The Wales newborn screening programme for DMD was implemented in 1990 and was operational for 21 years. A total of 343,170 boys were screened using a bloodspot CK enzyme assay. Screening reduced the diagnostic delay, enabled reproductive choice for parents of affected boys and allowed early intervention with steroids and physiotherapy. This screening programme was the second longest running programme in the world, but was the most comprehensive with respect to follow-up/outcome data. It was necessary to terminate the Wales programme following the withdrawal of the external quality assurance scheme and because of a lack of sustainability of the reagents used in the test.
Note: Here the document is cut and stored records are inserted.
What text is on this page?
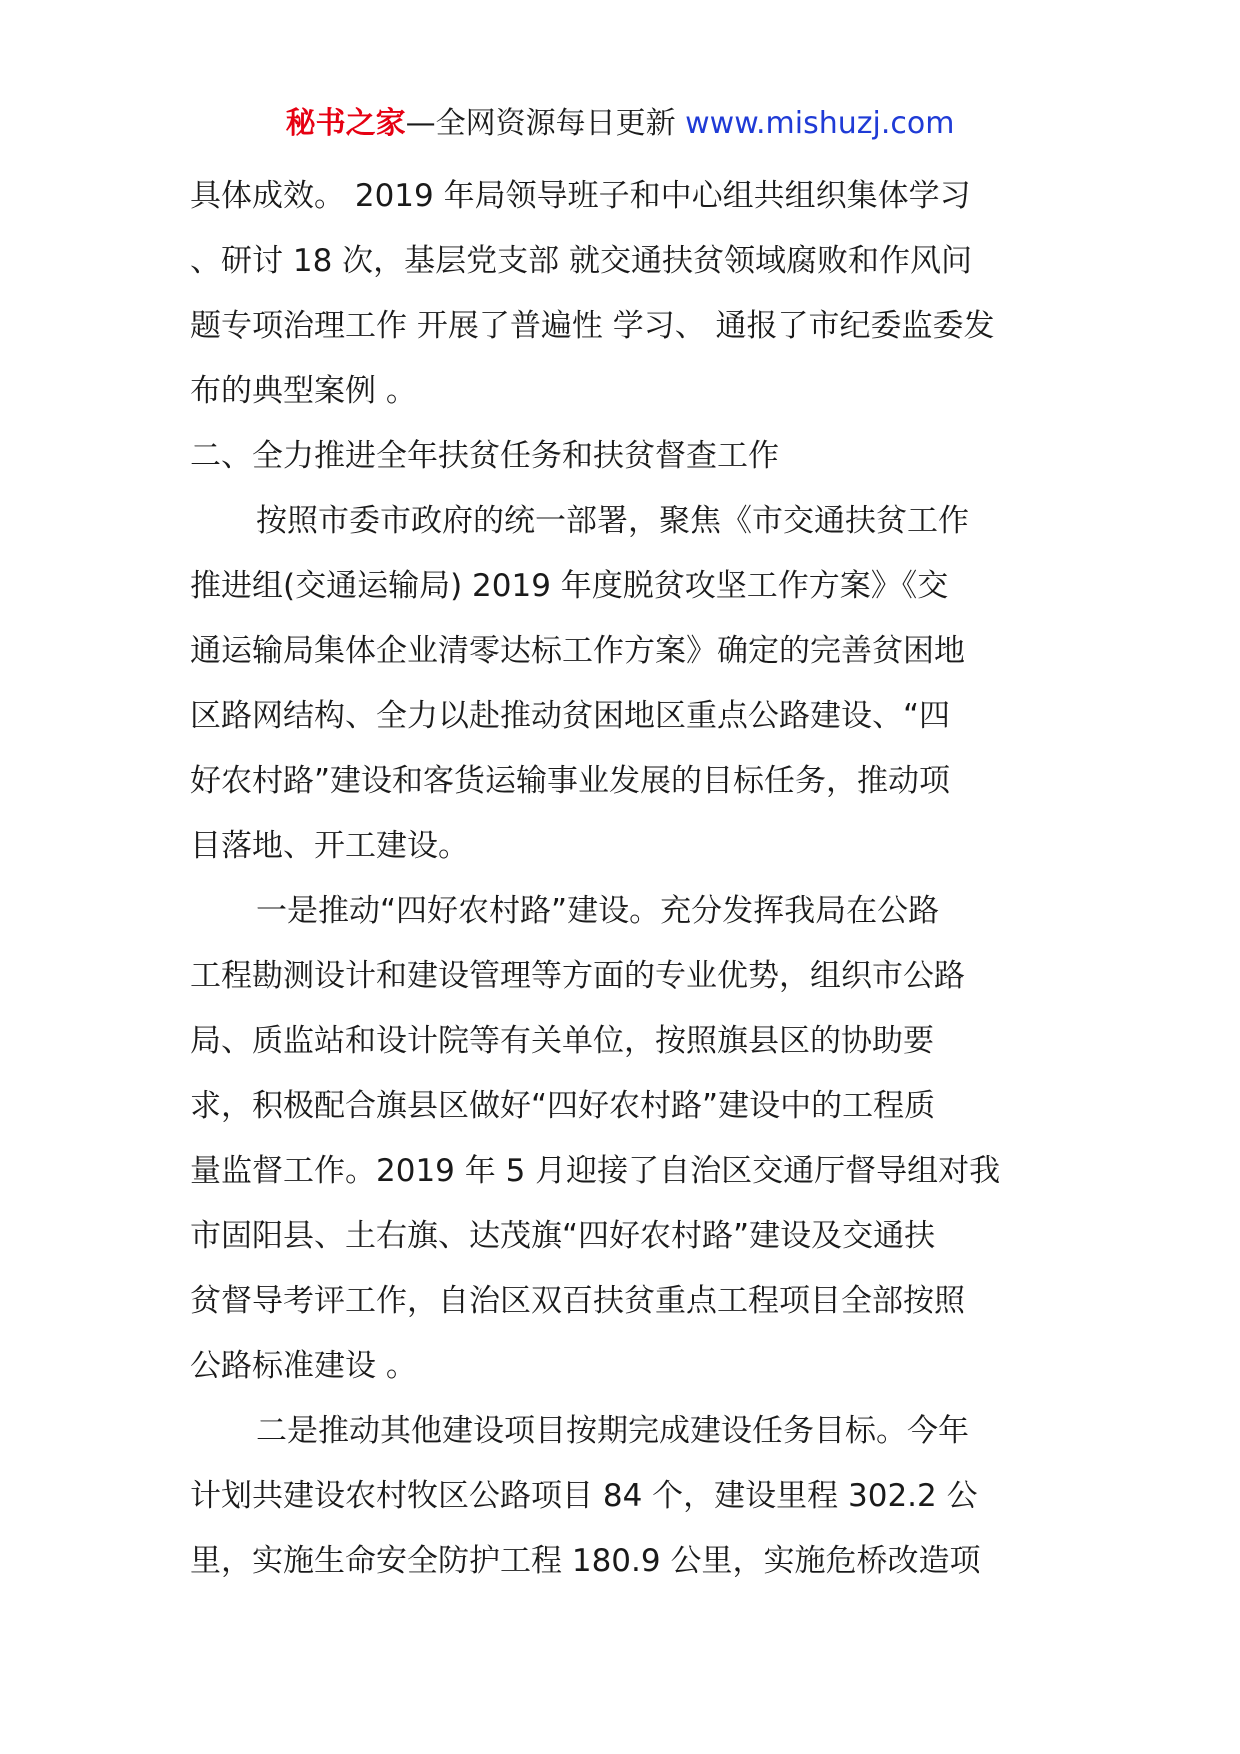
秘书之家—全网资源每日更新 www.mishuzj.com
具体成效。 2019 年局领导班子和中心组共组织集体学习
、研讨 18 次，基层党支部 就交通扶贫领域腐败和作风问
题专项治理工作 开展了普遍性 学习、 通报了市纪委监委发
布的典型案例 。
二、全力推进全年扶贫任务和扶贫督查工作
按照市委市政府的统一部署，聚焦《市交通扶贫工作
推进组(交通运输局) 2019 年度脱贫攻坚工作方案》《交
通运输局集体企业清零达标工作方案》确定的完善贫困地
区路网结构、全力以赴推动贫困地区重点公路建设、“四
好农村路”建设和客货运输事业发展的目标任务，推动项
目落地、开工建设。
一是推动“四好农村路”建设。充分发挥我局在公路
工程勘测设计和建设管理等方面的专业优势，组织市公路
局、质监站和设计院等有关单位，按照旗县区的协助要
求，积极配合旗县区做好“四好农村路”建设中的工程质
量监督工作。2019 年 5 月迎接了自治区交通厅督导组对我
市固阳县、土右旗、达茂旗“四好农村路”建设及交通扶
贫督导考评工作，自治区双百扶贫重点工程项目全部按照
公路标准建设 。
二是推动其他建设项目按期完成建设任务目标。今年
计划共建设农村牧区公路项目 84 个，建设里程 302.2 公
里，实施生命安全防护工程 180.9 公里，实施危桥改造项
There is renewed interest in implementing newborn screening for DMD as advances in molecular therapeutics have led to the development of drugs that can decelerate the deterioration in muscle function.
The presentation will discuss the results of this screening program, the issues of using blood spot CK enzyme activity as a first line screening test and the development of an immunoassay for the measurement of the skeletal muscle CK isoform in bloodspots.